I attended the show all in one day too with Millennium Approaches as the matinee performance and Perestroika in the evening. Add to that driving the four hours to San Francisco before the matinee and it made for a long day of sitting. Normally that bothers me, but for this it didn’t because the production was captivating. To this day it remains one of the most significant and powerful theatrical experiences I’ve had.
Nearly a decade after that, I watched the TV version on HBO, which Kushner wrote for the screen. It was very good, but didn’t compare to the power of the stage production.
This year, New York’s Signature Theatre Company is celebrating its 20th Anniversary with a season of Tony Kushner. It kicks off in September with the first New York productions of Angels in America since the Broadway closing in 1994. Tickets went on sale yesterday (a process which completely overwhelmed the Signature’s technical infrastructure) and I picked up tickets to both parts.
I’m excited to share the theatrical experience with Will. We were not yet going out when I saw it in SF and he’s never seen it on stage; only on HBO. We’re not seeing it in an ideal fashion. The tickets for the “all-in-one” days were sold out by the time I got through to the box office. In fact, we’re going to see them backwards with Perestroika in mid-September and Millennium Approaches in December. At least we know the story, so it’s not like there’ll be spoilers.

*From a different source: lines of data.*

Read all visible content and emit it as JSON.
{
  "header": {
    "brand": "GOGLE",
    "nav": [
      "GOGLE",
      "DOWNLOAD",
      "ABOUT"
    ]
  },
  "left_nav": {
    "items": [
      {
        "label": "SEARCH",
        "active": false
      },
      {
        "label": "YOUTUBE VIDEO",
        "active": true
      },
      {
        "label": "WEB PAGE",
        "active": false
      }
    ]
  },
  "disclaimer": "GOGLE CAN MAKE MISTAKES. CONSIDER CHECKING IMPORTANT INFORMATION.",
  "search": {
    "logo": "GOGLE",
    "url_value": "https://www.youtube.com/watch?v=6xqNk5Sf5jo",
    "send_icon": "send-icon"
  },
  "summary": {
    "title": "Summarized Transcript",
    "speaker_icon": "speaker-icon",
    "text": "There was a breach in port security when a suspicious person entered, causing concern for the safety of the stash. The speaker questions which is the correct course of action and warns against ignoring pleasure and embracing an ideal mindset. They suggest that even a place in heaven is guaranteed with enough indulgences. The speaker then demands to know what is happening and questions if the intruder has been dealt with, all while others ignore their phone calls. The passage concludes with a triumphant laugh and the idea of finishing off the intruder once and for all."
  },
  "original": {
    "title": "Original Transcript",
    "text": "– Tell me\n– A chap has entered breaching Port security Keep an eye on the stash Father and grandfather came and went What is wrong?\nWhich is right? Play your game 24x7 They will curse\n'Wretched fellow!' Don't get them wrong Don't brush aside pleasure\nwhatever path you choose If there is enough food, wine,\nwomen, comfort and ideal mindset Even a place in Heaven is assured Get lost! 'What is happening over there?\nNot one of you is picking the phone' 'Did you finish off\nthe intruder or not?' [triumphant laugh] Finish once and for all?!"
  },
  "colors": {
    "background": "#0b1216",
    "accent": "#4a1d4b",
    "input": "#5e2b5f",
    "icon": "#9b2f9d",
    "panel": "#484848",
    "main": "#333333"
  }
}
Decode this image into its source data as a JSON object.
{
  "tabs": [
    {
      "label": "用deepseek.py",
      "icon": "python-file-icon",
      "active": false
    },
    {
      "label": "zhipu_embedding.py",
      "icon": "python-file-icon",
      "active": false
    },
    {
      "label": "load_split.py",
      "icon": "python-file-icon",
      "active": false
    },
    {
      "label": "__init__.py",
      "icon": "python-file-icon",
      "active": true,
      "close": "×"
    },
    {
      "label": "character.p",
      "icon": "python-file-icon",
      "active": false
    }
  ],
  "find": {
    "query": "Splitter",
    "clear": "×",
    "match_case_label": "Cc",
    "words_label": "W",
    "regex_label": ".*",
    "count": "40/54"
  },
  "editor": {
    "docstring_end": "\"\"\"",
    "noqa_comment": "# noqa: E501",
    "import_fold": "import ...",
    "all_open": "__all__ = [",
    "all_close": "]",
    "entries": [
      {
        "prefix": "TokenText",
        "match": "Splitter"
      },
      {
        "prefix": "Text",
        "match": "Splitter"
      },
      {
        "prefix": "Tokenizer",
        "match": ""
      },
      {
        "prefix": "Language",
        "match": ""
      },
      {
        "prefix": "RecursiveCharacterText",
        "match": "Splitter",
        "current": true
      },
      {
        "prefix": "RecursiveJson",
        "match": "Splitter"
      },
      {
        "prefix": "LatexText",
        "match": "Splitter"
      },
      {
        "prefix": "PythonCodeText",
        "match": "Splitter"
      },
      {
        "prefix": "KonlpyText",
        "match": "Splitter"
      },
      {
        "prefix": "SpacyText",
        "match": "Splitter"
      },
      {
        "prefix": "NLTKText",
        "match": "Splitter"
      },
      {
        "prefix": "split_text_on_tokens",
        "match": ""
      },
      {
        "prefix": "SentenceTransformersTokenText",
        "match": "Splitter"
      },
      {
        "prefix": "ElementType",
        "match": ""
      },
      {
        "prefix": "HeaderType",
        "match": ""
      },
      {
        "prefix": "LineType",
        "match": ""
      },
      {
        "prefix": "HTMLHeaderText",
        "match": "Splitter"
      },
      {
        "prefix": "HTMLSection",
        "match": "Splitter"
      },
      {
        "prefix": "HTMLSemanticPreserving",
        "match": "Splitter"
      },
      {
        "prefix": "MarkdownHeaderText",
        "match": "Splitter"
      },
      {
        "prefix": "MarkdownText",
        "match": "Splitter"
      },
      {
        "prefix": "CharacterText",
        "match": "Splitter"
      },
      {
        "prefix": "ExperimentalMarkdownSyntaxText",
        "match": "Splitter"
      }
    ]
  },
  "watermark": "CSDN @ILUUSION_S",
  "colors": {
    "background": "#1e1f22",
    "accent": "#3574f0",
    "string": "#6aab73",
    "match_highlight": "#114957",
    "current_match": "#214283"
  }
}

There are some notable cast members in the production too: Billy Porter as Belize, Zachary Quinto (making his New York theatrical debut) as Louis, Frank Wood as Roy M. Cohn, Robin Weigert as The Angel, and Christian Borle as Prior Walter. It’s also going to be an intimate production as the Signature space only seats a couple hundred people. It’s bound to be two memorable nights of theatre.
I’m having a hard time imagining anyone but Frank Wood ever playing Cohn now. He’s an inspired choice.